Ideas for image segmentation

A well known problem of computer vision is the identification of edges and surfaces in images. A robot roaming on the ground will appreciate being able to distinguish green grass from the water of a lake.

The robot has a camera on its head and is given a still image $I = [p_{i,j}]_{i,j=0}^{N-1}$ consisting of $N \times N$ pixels $p_{i,j} \in \{0, 1, \dots, 255\}^3$ in the rgb palette. Let $R$ be the “real world” image $R :[0,1]^2 \rightarrow [0,255]^3$ such that $p_{i,j} = R\left(\frac{2i+1}{2N}, \frac{2j+1}{2N}\right)$. We suppose that $R$ is piecewise continuous in the following sense: the set $\mathcal{C}$ of continuity points of $R$ is open, dense in $[0,1]^2$ and has a finite number of connected components. The edge points are therefore $\partial \mathcal{C}$ and the surfaces are the connected components of $\mathcal{C}$. To characterize $\mathcal{C}$, we make use of the modulus of continuity, defined as

$w_a(\delta) = \sup_{| a - b |< \delta} |R(a) - R(b)|,$

for all $a \in [0,1]^2$.

Lemma. A point $a \in [0,1]^2$ is an edge point of $R$ if and only if

$\inf_{\delta > 0} w_a(\delta) > 0$.

This lemma gives a hint as to how we can detect edge points. We may simply compare a pixel $p_{i,j}$ to its neighbours and say that $(i,j)$ is an edge point when the maximum distance (in the rgb palette) to a neighbour is greater than a fixed threshold $\tau > 0$.

There are two problems with this approach. First, the set of edge points so obtained will be irregular and very messy. Second, this is not robust to noise and the approach may be broken by intricate texture patterns. Here, I’m going to focus on resolving the first issue: obtaining smooth edges.

Obtaining smooth edges.

(We assume that the image is simple and contains no noise or textures). The idea is the following. As we identify surfaces, in a growing number $k$, we correspondingly adjust a smooth partition of unity

$1 = \sum_{l=1}^k \phi_{l,k}.$

At each pixel $(i,j)$, we understand $\phi_{l,k}(i,j)$ as being the probability that $(i,j)$ is a point of the $l$th surface. Once we have algorithmically established a satisfying set of probabilities, we define the $l$th surface as being the set of points on which $\phi_{l,k}$ is greater than any other $\phi_{l', k}$.

The idea of an algorithm to construct the partition of unity is the following. Let $K_\delta$ be a positive radial function, decreasing with the bandwidth $\delta$ and such that its maximum also decreases with $\delta$; and let $\tau > 0$ be a fixed threshold, to be adjusted. Pick an pixel $(i,j)$ and find the largest ball $B_\delta$ of radius $\delta$ around $(i,j)$ such that the $d_2$ distance between $p_{i,j}$ and other pixels of $B_\delta$ are less than $\tau$. If $\delta$ is not too small, we spawn a new surface and let $\phi_{1,1}$ be the kernel $K_{\delta}$ centered at $(i,j)$. We then grow this surface by trying to fit other balls in this way at all the points of $B_\delta$, replacing $\phi_{1,1}$ by the maximum of itself with the kernels corresponding to these balls. We maintain (weakly) decreasing radiuses for the balls as we get away from $(i,j)$,  and the height of $\phi_{1,1}$ correspondingly gets smaller. Once we have explored all the connected component of $(i,j)$, we start again, this time from an unexplored point, to obtain $\phi_{2,2}$. If no points were left unexplored, we can start again from a point at which $\phi_{1,1}$ attains a minimum. We do this for a fixed number of time or until ${}\sum_{l=1}^k \phi_{l,k}$ gets close to be constant.

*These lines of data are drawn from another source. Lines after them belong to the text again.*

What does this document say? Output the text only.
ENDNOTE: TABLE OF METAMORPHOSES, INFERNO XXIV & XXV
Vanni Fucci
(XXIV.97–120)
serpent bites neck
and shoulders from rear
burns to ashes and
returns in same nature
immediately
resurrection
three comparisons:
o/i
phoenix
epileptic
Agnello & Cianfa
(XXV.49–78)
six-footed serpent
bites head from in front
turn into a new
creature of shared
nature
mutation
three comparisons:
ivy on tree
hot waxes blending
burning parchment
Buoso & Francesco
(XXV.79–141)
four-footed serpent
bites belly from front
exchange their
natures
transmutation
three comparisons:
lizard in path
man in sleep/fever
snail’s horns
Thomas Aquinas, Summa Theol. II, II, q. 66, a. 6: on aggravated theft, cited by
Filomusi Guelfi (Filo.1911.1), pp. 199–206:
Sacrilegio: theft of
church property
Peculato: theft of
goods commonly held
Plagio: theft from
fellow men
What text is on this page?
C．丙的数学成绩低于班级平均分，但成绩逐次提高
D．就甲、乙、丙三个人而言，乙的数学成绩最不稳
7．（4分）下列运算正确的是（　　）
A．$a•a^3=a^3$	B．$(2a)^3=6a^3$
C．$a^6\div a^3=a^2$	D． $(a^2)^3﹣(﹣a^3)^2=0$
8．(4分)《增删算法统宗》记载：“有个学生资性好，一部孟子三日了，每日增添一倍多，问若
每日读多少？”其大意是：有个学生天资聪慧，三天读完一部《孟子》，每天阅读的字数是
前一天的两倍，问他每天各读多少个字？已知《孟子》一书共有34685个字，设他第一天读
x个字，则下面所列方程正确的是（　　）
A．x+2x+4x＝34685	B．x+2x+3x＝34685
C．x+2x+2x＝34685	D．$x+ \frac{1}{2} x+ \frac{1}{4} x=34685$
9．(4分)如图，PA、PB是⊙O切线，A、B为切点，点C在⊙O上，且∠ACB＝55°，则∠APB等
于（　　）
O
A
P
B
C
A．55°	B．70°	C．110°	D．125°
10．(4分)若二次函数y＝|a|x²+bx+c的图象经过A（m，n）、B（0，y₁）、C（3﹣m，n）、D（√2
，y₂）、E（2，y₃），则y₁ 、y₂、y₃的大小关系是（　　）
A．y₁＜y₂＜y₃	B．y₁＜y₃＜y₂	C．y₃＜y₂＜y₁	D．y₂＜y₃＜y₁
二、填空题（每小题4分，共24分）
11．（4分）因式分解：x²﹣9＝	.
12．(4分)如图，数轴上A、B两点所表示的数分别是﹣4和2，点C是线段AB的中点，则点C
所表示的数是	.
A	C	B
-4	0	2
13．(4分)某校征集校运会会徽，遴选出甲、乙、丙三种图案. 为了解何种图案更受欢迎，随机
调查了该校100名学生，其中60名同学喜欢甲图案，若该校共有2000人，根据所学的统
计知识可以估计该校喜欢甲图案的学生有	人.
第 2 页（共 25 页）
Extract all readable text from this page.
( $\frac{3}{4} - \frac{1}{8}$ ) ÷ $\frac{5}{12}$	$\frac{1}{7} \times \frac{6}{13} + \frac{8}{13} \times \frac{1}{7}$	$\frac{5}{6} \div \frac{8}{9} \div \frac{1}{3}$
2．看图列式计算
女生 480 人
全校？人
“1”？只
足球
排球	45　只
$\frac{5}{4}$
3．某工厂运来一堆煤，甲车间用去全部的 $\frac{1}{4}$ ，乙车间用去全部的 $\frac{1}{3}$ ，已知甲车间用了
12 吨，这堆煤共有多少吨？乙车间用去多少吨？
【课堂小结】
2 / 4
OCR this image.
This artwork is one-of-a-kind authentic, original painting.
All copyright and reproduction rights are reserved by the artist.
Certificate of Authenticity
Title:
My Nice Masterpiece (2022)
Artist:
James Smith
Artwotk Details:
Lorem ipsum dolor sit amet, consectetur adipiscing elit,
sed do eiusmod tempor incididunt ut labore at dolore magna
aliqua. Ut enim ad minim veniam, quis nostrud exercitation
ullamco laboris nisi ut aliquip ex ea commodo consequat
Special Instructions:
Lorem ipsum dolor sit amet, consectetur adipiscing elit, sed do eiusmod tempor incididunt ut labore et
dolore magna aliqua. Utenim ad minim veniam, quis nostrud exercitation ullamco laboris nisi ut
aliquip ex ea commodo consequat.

Note that if the $\phi_{l,k}$ are translates of some radial kernel $K_\delta$ for a fixed $\delta > 0$, then the surfaces are Voronoi cells and the edges form a Voronoi diagram.

The post will be updated this weekend in a near future with the python implementation of the algorithm. I already know that the modulus of continuity approach yields decent results (but with irregular and broken edges); we will see if this modification works.

Update: I didn’t have the time to program and experiment with this. It will have to wait until I approach image segmentation more seriously.